La fuerte caída no ha cambiado por completo las perspectivas.
El precio del oro entró en una nueva semana de negociación en un estado cauteloso después de una fuerte caída el fin de semana pasado. El metal precioso cerró la semana en torno a los 4,454 USD/onza, perdiendo más del 3% en poco tiempo y rompiendo una serie de áreas de soporte técnico importantes.
La presión de venta apareció fuertemente después del discurso del presidente de la Reserva Federal de Estados Unidos (Fed), Kevin Warsh, en la conferencia de Jackson Hole. El mensaje duro sobre la inflación hizo que el mercado ajustara rápidamente las expectativas de tipos de interés, el dólar estadounidense y los rendimientos de los bonos estadounidenses aumentaran juntos, ejerciendo así una gran presión sobre el oro.
Sin embargo, esta fuerte caída no ha hecho que los analistas cambien simultáneamente al pesimismo.
La última encuesta de un sitio web especializado en metales preciosos con 21 expertos de Wall Street muestra que diez personas predijeron que los precios del oro aumentarían esta semana. Seis expertos creen que los precios podrían seguir bajando, mientras que los cinco restantes predijeron que el mercado se mantendría lateral.
Algunos factores siguen apoyando al oro
A pesar de estar bajo una fuerte presión a corto plazo por las expectativas de aumentos de las tasas de interés, las perspectivas del oro no se han vuelto completamente negativas. La razón es que muchos factores fundamentales que alguna vez impulsaron el impulso alcista del metal precioso aún no han cambiado significativamente.
En primer lugar, el tamaño de la deuda pública estadounidense en un nivel muy alto continúa ejerciendo una gran presión sobre la política fiscal. A medida que aumentan los costos de pago de la deuda, la capacidad de mantener un nivel de tasas de interés alto durante un largo período de tiempo también se convierte en un problema difícil para la economía. Esto hace que el mercado siga esperando que la Fed tenga que considerar cuidadosamente antes de seguir endureciendo fuertemente.
Mientras tanto, la inflación sigue siendo persistente y no ha vuelto al nivel objetivo de manera sostenible. Por lo tanto, la Fed se enfrenta a una situación difícil: si mantiene una política monetaria rígida, el costo de capital y la presión sobre el crecimiento pueden aumentar; pero si se relaja demasiado pronto, el riesgo de que la inflación regrese será mayor.

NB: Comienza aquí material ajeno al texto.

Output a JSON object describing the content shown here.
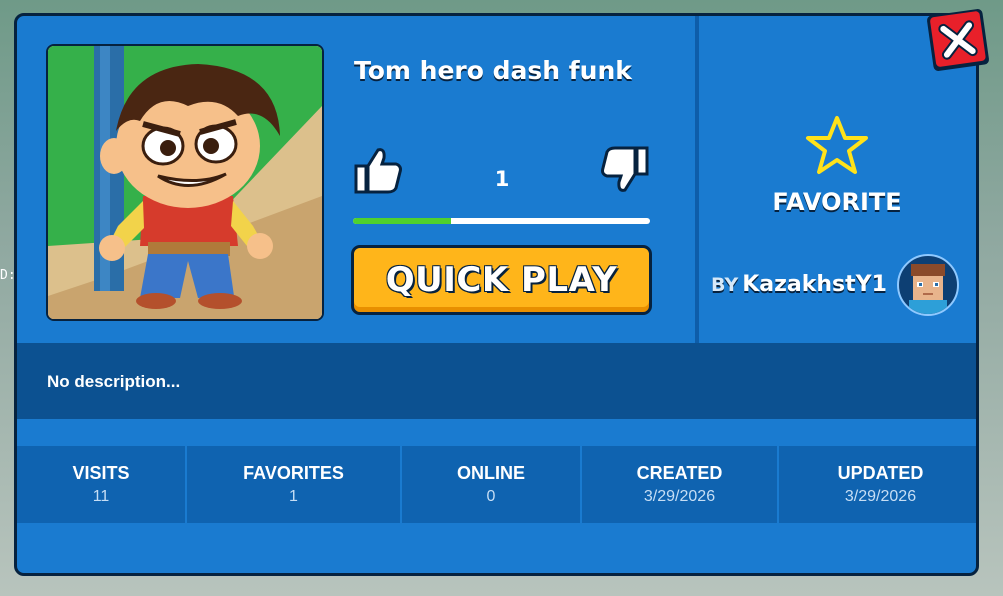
{
  "game": {
    "title": "Tom hero dash funk",
    "thumbnail_icon": "cartoon-boy-thumbnail"
  },
  "voting": {
    "count": "1",
    "like_icon": "thumbs-up-icon",
    "dislike_icon": "thumbs-down-icon",
    "like_ratio": 0.33
  },
  "actions": {
    "quick_play_label": "QUICK PLAY",
    "favorite_label": "FAVORITE",
    "close_icon": "close-x-icon"
  },
  "creator": {
    "by_label": "BY",
    "name": "KazakhstY1"
  },
  "description": "No description...",
  "stats": [
    {
      "label": "VISITS",
      "value": "11"
    },
    {
      "label": "FAVORITES",
      "value": "1"
    },
    {
      "label": "ONLINE",
      "value": "0"
    },
    {
      "label": "CREATED",
      "value": "3/29/2026"
    },
    {
      "label": "UPDATED",
      "value": "3/29/2026"
    }
  ],
  "colors": {
    "panel": "#1a7bd0",
    "quick_play": "#ffb51a",
    "close": "#e8202a",
    "vote_bar_fill": "#4fd12e",
    "star_outline": "#ffe21a"
  },
  "background_fragment": "D:"
}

Precisamente el estancamiento entre la demanda de control de la inflación y la presión para mantener el crecimiento está creando un entorno favorable para la demanda de tenencia de oro a mediano y largo plazo. El metal precioso todavía se considera uno de los activos que pueden beneficiarse cuando la inestabilidad de la política monetaria y fiscal y el poder adquisitivo de la moneda aumentan.

Además, la fuerte caída del fin de semana pasado se produjo después de un período en el que el oro subió rápidamente y estableció continuamente nuevos máximos. Por lo tanto, parte de la presión de venta podría provenir de la toma de ganancias y el ajuste del estado después del auge caliente, en lugar de reflejar la reversión completa de la tendencia.
Si el dólar estadounidense y los rendimientos de los bonos estadounidenses se enfrían en las próximas sesiones, la fuerza compradora en las zonas de precios bajos podría reaparecer. Esta es también la razón por la que, aunque acaba de experimentar una profunda caída, el precio del oro esta semana todavía recibe muchas previsiones positivas de los analistas.
Los datos de empleo de EE. UU. pueden decidir la dirección
Esta semana, el foco del mercado pasará a una serie de datos económicos estadounidenses, especialmente al mercado laboral.
Los inversores seguirán el índice de producción ISM, el número de puestos de trabajo JOLTS, el informe de empleo del sector privado ADP, el número de solicitudes de subsidio de desempleo y el índice de servicios ISM. Lo más importante es el informe de empleo no agrícola de agosto que se publicará al final de la semana.
Si los datos de empleo se debilitan, las expectativas de que la Fed aumente las tasas de interés podrían enfriarse, lo que arrastrará a la baja los rendimientos de los bonos y al dólar estadounidense, creando condiciones para que el oro se recupere. Por el contrario, los datos económicos positivos podrían reforzar la postura dura de la Fed y hacer que los metales preciosos sigan bajo presión.
Técnicamente, la zona de 4.400-4.436 USD/onza se considera una zona de soporte notable. Algunos expertos advierten que si no aparece compra aquí, las perspectivas a corto plazo del oro podrían empeorar aún más.
El contenido del artículo tiene como objetivo actualizar la información, la evolución y las tendencias del mercado del oro, no es una recomendación de inversión. Los inversores deben considerar cuidadosamente los riesgos antes de tomar una decisión de transacción.